Keine zusätzlichen Auflagen beim Spiel FC Thun gegen BSC Young Boys

Am 28. Mai findet in der Stockhorn Arena die Partie zwischen dem FC Thun und dem BSC Young Boys statt. Der Vorsteher der Direktion Sicherheit und Soziales der Stadt Thun verzichtet auf Zusatzauflagen, da er für deren Umsetzung keine Unterstützung spürt. Es gelten die Bestimmungen der rechtsgültigen Rahmenbewilligung.

Am 9. Februar 2014 haben über 80 Prozent der Thuner Stimmberechtigten dem Hooligan-Konkordat zugestimmt. Dieses Konkordat sieht die Möglichkeit von Auflagen für Fussballspiele vor.

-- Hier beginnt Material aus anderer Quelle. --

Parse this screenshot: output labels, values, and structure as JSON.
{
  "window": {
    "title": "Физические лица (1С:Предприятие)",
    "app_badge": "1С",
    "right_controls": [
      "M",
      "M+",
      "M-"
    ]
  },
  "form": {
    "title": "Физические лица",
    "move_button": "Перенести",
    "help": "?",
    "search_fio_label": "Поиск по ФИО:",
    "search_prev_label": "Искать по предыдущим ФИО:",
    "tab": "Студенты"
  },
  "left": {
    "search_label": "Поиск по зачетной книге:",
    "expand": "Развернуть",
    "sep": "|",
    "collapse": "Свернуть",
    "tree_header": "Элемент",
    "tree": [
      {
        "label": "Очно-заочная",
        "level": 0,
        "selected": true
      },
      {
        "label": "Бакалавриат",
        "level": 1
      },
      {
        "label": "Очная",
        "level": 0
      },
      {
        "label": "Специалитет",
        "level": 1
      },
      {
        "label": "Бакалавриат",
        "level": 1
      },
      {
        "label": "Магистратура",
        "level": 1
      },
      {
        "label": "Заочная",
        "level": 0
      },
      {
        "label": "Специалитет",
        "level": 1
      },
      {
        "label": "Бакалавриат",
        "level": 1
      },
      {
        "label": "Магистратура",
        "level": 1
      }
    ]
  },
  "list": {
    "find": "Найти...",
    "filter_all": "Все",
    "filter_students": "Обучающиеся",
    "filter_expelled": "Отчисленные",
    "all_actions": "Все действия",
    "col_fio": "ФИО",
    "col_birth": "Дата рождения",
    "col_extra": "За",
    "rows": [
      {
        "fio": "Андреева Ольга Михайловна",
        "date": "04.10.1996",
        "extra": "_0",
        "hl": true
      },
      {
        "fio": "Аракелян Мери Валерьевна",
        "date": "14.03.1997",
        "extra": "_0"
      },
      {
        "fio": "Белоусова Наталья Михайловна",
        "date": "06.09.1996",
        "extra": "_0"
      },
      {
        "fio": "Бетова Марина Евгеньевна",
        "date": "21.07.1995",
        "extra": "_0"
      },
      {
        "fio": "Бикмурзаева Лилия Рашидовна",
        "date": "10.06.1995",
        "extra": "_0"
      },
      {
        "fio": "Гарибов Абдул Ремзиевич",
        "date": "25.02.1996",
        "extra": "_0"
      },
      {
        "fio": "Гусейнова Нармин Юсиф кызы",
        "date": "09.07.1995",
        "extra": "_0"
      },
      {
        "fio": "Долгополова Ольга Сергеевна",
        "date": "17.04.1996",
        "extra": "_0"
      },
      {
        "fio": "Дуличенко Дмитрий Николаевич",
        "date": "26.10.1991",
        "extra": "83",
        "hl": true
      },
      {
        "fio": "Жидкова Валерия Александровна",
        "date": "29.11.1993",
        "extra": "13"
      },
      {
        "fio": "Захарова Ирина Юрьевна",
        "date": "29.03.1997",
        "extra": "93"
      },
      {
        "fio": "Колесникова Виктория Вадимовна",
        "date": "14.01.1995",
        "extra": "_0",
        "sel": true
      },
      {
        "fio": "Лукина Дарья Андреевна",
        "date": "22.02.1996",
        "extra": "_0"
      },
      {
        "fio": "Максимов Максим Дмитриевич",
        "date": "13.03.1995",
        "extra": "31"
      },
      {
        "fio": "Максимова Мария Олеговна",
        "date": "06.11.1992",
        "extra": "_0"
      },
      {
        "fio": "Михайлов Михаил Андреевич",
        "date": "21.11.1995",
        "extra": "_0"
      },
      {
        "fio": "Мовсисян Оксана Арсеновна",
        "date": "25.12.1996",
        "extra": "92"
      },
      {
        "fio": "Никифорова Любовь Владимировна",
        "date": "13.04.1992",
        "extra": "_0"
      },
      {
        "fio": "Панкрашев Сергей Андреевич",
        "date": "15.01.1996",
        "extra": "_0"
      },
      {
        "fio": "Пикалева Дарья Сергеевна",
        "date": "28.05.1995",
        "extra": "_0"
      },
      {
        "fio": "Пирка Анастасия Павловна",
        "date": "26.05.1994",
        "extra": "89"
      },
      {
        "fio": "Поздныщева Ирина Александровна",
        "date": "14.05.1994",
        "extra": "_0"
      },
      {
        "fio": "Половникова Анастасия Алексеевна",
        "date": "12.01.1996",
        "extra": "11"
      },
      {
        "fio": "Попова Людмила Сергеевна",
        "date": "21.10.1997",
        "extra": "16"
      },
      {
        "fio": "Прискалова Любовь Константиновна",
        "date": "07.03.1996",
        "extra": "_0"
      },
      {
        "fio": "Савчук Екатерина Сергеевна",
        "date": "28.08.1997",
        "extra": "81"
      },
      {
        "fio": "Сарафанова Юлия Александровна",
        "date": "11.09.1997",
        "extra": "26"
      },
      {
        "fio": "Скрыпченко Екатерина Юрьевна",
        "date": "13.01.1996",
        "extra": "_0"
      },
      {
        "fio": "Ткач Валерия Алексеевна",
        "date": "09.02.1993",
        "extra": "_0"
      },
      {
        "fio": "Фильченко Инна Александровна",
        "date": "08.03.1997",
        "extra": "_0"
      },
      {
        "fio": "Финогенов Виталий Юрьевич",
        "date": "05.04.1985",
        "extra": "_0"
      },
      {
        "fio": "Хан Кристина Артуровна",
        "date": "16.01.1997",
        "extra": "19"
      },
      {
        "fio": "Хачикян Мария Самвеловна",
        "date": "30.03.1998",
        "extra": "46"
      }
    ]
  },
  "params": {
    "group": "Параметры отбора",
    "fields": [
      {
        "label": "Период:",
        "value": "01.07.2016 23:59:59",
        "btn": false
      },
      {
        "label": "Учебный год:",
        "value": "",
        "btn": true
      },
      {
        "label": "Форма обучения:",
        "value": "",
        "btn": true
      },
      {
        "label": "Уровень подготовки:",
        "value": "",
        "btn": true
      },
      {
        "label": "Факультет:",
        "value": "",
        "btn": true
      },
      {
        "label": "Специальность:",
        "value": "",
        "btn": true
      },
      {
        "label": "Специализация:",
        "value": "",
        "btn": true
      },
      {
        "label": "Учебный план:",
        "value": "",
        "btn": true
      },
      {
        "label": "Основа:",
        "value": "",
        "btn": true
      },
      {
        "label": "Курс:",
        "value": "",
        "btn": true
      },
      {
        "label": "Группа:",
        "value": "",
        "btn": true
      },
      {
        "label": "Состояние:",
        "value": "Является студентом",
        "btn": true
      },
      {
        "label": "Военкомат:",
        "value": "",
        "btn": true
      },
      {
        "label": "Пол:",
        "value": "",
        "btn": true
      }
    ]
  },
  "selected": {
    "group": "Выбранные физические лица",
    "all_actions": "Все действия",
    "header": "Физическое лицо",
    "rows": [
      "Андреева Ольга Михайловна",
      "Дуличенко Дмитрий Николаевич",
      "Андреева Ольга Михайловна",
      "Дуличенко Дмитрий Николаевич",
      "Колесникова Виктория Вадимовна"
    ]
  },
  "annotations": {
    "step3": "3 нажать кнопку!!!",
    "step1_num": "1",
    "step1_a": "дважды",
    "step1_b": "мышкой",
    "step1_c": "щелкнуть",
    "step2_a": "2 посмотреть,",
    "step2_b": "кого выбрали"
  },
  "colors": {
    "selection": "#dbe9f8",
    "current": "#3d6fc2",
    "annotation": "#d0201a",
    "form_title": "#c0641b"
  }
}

Es ist Aufgabe der Direktion Sicherheit und Soziales der Stadt Thun, gemeinsam mit der Kantonspolizei und dem FC Thun für die Sicherheit rund um Fussballspiele zu sorgen.

Verhältnismässige Auflagen

Das Ziel des Thuner Sicherheitsdirektors Peter Siegenthaler ist es, in Thun friedliche Fussballfeste zu ermöglichen. Leider machen die Fussballfans immer wieder mit gefährlichen und destruktiven Aktionen von sich reden. Diese einfach hinzunehmen, ist für Gemeinderat Peter Siegenthaler – auch aufgrund des Hooligan-Konkordats – keine Option. Er hat die negativen Begleiterscheinungen des Fussballs bisher mit verhältnismässigen Auflagen versucht zu minimieren und deshalb beim Spiel gegen den FC Luzern vom 6. Mai ein Fahnenverbot verhängt. Dieses stiess auf heftige Kritik, auch beim FC Thun.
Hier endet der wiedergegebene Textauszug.